A heart attack patient can count on CPR and a defibrillator as tried and true methods to help save them. But a new device that looks like a sleeping bag could be the next tool to save cardiac arrest victims. The Shock Sheet, invented by an anesthetist in England, fits over the legs. A pump inflates the shock sheet, squeezing blood that's pooling in the lower extremities and force it back to the heart and brain. The device has only been tested on healthy volunteers, but has shown it can increase blood pressure when inflated.

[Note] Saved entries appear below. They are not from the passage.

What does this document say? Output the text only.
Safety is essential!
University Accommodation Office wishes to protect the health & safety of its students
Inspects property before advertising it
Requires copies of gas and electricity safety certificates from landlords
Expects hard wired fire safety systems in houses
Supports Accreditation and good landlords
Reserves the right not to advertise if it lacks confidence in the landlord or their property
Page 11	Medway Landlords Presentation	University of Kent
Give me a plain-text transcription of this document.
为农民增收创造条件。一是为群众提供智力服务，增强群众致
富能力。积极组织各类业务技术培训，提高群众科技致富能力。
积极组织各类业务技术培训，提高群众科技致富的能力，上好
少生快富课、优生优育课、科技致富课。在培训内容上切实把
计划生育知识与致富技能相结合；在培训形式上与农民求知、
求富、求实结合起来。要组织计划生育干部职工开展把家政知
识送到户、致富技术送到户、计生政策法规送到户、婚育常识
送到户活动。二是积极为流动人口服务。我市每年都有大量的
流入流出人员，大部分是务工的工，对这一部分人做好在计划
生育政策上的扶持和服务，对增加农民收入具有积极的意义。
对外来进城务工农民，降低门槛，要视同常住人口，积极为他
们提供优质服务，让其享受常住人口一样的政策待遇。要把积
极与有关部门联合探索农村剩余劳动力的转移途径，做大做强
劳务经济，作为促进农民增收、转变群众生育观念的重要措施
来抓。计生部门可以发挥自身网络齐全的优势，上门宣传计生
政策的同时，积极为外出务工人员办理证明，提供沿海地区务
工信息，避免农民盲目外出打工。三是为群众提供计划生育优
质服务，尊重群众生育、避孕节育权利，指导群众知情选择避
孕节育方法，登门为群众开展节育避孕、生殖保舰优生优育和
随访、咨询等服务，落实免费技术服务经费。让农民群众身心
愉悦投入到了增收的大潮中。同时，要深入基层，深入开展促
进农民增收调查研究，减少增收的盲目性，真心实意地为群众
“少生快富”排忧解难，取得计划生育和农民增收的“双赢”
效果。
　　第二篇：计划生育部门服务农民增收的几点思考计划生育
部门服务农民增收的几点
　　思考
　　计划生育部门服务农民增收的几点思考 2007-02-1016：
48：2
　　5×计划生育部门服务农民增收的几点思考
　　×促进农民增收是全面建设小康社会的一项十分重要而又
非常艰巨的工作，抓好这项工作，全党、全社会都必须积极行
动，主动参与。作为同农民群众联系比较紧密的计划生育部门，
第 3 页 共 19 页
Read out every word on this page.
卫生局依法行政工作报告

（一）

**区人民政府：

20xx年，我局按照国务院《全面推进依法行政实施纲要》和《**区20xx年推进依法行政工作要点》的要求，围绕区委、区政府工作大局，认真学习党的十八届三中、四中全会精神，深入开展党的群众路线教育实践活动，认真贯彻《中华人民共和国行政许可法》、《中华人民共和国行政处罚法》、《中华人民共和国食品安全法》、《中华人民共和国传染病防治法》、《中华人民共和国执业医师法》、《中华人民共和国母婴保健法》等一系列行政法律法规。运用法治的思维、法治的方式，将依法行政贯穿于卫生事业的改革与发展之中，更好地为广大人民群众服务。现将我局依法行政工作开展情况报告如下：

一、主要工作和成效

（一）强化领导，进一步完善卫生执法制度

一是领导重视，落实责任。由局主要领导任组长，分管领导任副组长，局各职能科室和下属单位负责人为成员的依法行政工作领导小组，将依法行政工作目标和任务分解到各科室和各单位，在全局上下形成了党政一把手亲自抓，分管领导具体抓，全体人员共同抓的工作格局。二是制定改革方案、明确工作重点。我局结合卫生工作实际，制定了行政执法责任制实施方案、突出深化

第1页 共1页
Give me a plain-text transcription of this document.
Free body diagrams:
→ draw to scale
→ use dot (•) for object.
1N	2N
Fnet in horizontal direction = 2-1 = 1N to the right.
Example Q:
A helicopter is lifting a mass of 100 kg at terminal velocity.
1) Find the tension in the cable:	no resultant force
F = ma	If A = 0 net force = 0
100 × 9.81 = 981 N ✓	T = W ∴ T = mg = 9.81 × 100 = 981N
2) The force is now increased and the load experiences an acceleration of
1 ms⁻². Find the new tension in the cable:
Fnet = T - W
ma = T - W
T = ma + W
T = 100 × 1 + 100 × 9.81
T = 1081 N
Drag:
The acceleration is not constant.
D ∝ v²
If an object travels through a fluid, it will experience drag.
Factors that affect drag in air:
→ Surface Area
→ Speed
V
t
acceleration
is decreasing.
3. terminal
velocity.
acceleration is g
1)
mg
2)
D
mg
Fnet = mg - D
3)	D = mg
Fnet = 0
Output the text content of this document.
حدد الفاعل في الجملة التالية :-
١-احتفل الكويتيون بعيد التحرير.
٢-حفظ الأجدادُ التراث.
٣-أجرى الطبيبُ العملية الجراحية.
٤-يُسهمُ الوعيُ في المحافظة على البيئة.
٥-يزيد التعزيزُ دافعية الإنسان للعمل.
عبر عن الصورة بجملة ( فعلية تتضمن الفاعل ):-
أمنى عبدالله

Glass might seem an unusual source for bone repair, but it's bearing its weight in research. Engineers at the University of Missouri-Rolla are working with biodegradable glass, both crushed and in spherical form. Broken or diseased bones may one day be filled with a caulk-like substance made from crushed glass and a polymer. Other research is focusing on glass spheres filled with radiation that will treat arthritic joints. Researchers say the glass is treated like a natural product in the body, and forms a chemical bond to the bone.
Flumist, the newest kid on the flu vaccine block, is raising red flags for people with primary immune deficiency diseases. The Flumist vaccine contains live virus particles. So, simply sneezing or coughing can transmit the virus and result in serious illness for people with inherited immunity disorders. The Immune Deficiency Foundation urges PI patients and their families not to get any vaccine made with a live virus. Doctors should also be consulted to see if preventive medicine should be taken to avoid infection.
The Lubbock Health Department offers the flu shot for just $5 dollars for kids or $10 for adults, but Flumist is quite a bit more. Reportedly, private clinics charge around $80 for the nasal spray and even at the health department, Flumist will cost you $50.